Parenting an ADHD Child

Parenting an ADHD Child

Being a parent is hard. There is no way around it, parenting is hard and none of us were given instructions on how to do it (at least I wasn’t, if you were please share!). So, when something happens to make parenting a little harder you are always looking for advice.

Parenting a child with ADHD can be especially frustrating and trying. There are many things that you can do though to help you and your child make through your day to day life.

Children with ADHD often have difficulty planning ahead, organizing, controlling impulses and completing tasks. This is where you come in, you have to be in control and plan ahead.

The first, and most valuable piece of information I can give you about parenting an ADHD child is to find what works for you and do that. Not everything will work for everyone and you have to learn what works for you and your child. As a nurse I have dealt with a lot of children who have been diagnosed with attention deficit hyperactivity disorder and they can be a challenge, but once you learn what works for your child, it will make everything easier.

One of the best things you can do to help your child with ADHD is to establish a routine and stick to it.

Because children with ADHD have trouble planning ahead, having a routine that is the same every day helps them understand and know what is coming next. They have trouble staying focused and organized so setting a timer and having clocks can help. When they know what time dinner will be and when bedtime is they function better.

Make sure you set clear rules and expectations. Children with ADHD function better when things are established and the same is true for rules. Make sure the rules are clear and write them down and post them on the refrigerator or somewhere else your child will see them. Make a reward and punishment system and stick to it. This is often where parents fall short. Make sure your child knows what is expected of him and what happens when he obeys and disobeys and make sure you are consistent. You should change the rewards often as they will get bored with the same reward all the time. Charts with stickers work great and immediate rewards work better than a promise of a reward in the future. Don’t forget about praise and positive reinforcement. The consequences should be spelled out in advance and try something as simple as a time out or loss of privileges for misbehavior. You need to follow through on both the rewards and the consequences.
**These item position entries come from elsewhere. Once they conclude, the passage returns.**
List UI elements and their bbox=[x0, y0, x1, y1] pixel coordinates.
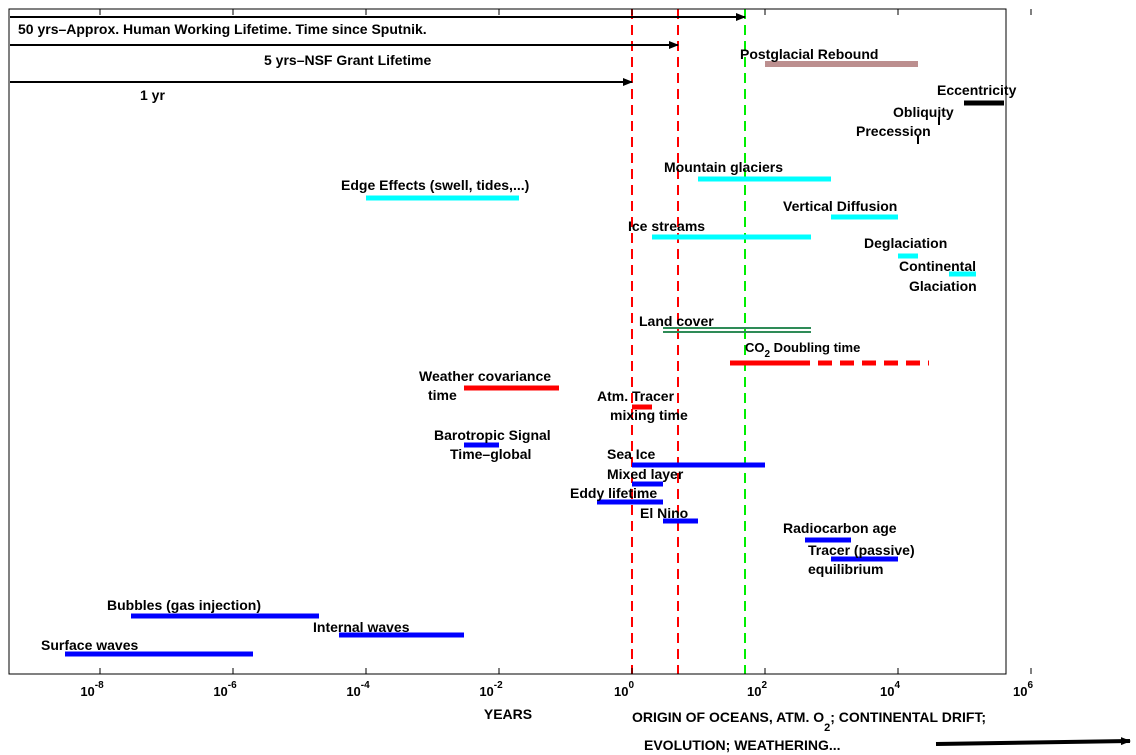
footer-note: ORIGIN OF OCEANS, ATM. O2; CONTINENTAL D… bbox=[632, 709, 1131, 753]
arrow-1yr-label: 1 yr bbox=[140, 87, 165, 103]
range-label-surface-waves: Surface waves bbox=[41, 637, 138, 653]
footer-arrow bbox=[935, 737, 1131, 746]
range-label-sea-ice: Sea Ice bbox=[607, 446, 655, 462]
plot-frame bbox=[8, 8, 1007, 675]
range-label-continental-glaciation-line2: Glaciation bbox=[909, 278, 977, 294]
x-tick-label: 10-6 bbox=[213, 680, 237, 699]
x-tick-label: 10-8 bbox=[80, 680, 104, 699]
range-label-barotropic-signal-time-global-line1: Barotropic Signal bbox=[434, 427, 551, 443]
x-tick-label: 10-2 bbox=[479, 680, 503, 699]
range-label-postglacial-rebound: Postglacial Rebound bbox=[740, 46, 878, 62]
range-label-deglaciation: Deglaciation bbox=[864, 235, 947, 251]
range-label-tracer-passive-equilibrium-line2: equilibrium bbox=[808, 561, 883, 577]
plot-area: 50 yrs–Approx. Human Working Lifetime. T… bbox=[10, 9, 1017, 674]
range-label-mixed-layer: Mixed layer bbox=[607, 466, 684, 482]
range-label-co-doubling-time: CO2 Doubling time bbox=[745, 340, 860, 360]
range-label-weather-covariance-time-line2: time bbox=[428, 387, 457, 403]
x-axis-label: YEARS bbox=[484, 706, 532, 722]
x-tick-label: 10-4 bbox=[346, 680, 370, 699]
range-label-precession: Precession bbox=[856, 123, 931, 139]
range-label-eddy-lifetime: Eddy lifetime bbox=[570, 485, 657, 501]
range-label-continental-glaciation-line1: Continental bbox=[899, 258, 976, 274]
range-label-land-cover: Land cover bbox=[639, 313, 714, 329]
arrow-50yr-label: 50 yrs–Approx. Human Working Lifetime. T… bbox=[18, 21, 427, 37]
x-tick-label: 106 bbox=[1013, 680, 1033, 699]
x-tick-label: 104 bbox=[880, 680, 900, 699]
range-label-radiocarbon-age: Radiocarbon age bbox=[783, 520, 897, 536]
footer-line-1: ORIGIN OF OCEANS, ATM. O2; CONTINENTAL D… bbox=[632, 709, 986, 734]
range-label-tracer-passive-equilibrium-line1: Tracer (passive) bbox=[808, 542, 915, 558]
range-label-mountain-glaciers: Mountain glaciers bbox=[664, 159, 783, 175]
range-label-internal-waves: Internal waves bbox=[313, 619, 410, 635]
range-label-barotropic-signal-time-global-line2: Time–global bbox=[450, 446, 531, 462]
range-label-bubbles-gas-injection: Bubbles (gas injection) bbox=[107, 597, 261, 613]
range-label-eccentricity: Eccentricity bbox=[937, 82, 1017, 98]
range-label-atm-tracer-mixing-time-line1: Atm. Tracer bbox=[597, 388, 675, 404]
range-label-edge-effects-swell-tides: Edge Effects (swell, tides,...) bbox=[341, 177, 529, 193]
x-tick-label: 102 bbox=[747, 680, 767, 699]
range-label-ice-streams: Ice streams bbox=[628, 218, 705, 234]
footer-line-2: EVOLUTION; WEATHERING... bbox=[644, 737, 841, 753]
x-axis: 10-8 10-6 10-4 10-2 100 102 104 106 bbox=[80, 9, 1033, 699]
range-label-weather-covariance-time-line1: Weather covariance bbox=[419, 368, 551, 384]
range-label-vertical-diffusion: Vertical Diffusion bbox=[783, 198, 897, 214]
x-tick-label: 100 bbox=[614, 680, 634, 699]
range-label-atm-tracer-mixing-time-line2: mixing time bbox=[610, 407, 688, 423]
range-label-el-nino: El Nino bbox=[640, 505, 688, 521]
range-label-obliquity: Obliquity bbox=[893, 104, 954, 120]
arrow-5yr-label: 5 yrs–NSF Grant Lifetime bbox=[264, 52, 431, 68]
Encourage movement and sleep whenever possible. Children with ADHD often have a lot of extra energy to burn off, so the extra physical activity can help them burn off that extra energy and help them focus. This can be in the form of organized physical activity such as school sports, or just playing outside with friends, family, and siblings. The increased activity can even help with sleep, helping to reduce the side effects of ADHD. Kids with ADHD often do not get enough sleep and this tends to increase the severity of symptoms.

Make sure your child is eating a healthy diet. As with any medical condition, a healthy diet can help with some of the symptoms. Although diet is not a direct cause of ADHD, diet can affect your child’s mental state which in turn affects their behavior. Children with ADHD are also known to not eat for hours, then binge on whatever is around when they finally do eat. Helping your child eat small, frequent, nutritious meals can benefit any child.

Teach your child how to interact with others. Children with ADHD often have trouble in social situations and miss social cues. Encourage your child to make friends and help them learn how to make friends. Children with ADHD often come off as loud, aggressive, or overly talkative. You can help your child with this by role playing certain social situations and only invite one or two friends over at a time.

Find a school that deals with children with ADHD. There are schools and teachers that deal exclusively with children with ADHD and know how they learn best. If you can find a school like this close to where you live your child will benefit because the learning will be structured in a way that will help your child reach his full potential.

There is no reason a child with ADHD cannot be just as smart, or even smarter, than a child without ADHD.

Remain patient and calm. Parenting a child with ADHD can be a huge challenge but one of the best things you can do is to remain patient and calm. If you are not calm your child will not respond in the way you want them to.

Find a support group. There are groups out there for parents who have a child that was diagnosed with ADHD and these groups can be your biggest resource because they will be full of parents who have gone through or are going through what you are going through now. You are not alone and sometimes all you need is another person to talk to and help you through.

Educate others about your child. One of the worst things is when another adult doesn’t understand your child or what your family is doing to help your child. Many people think that a child with ADHD is “slow” or “unmotivated” but that is simply not the case. Help others by explaining to them what ADHD is and how they can help you and your child when you are around.

Medicine may help, but it may not. For some kids medicine works wonders, while for others it doesn’t help at all and actually makes things worse. Learn what works for your child and go with it. You don’t have to use medicine just because your doctor suggests it. Try helping your child without medication first and if you want to try it later, you always can.

Having a child with ADHD can be a huge challenge because these children are often very hyper and rarely sit still for long periods of time. You have to learn what works for your child and go with that, not just listen to what other parents say works.
How have you dealt with ADHD in your household?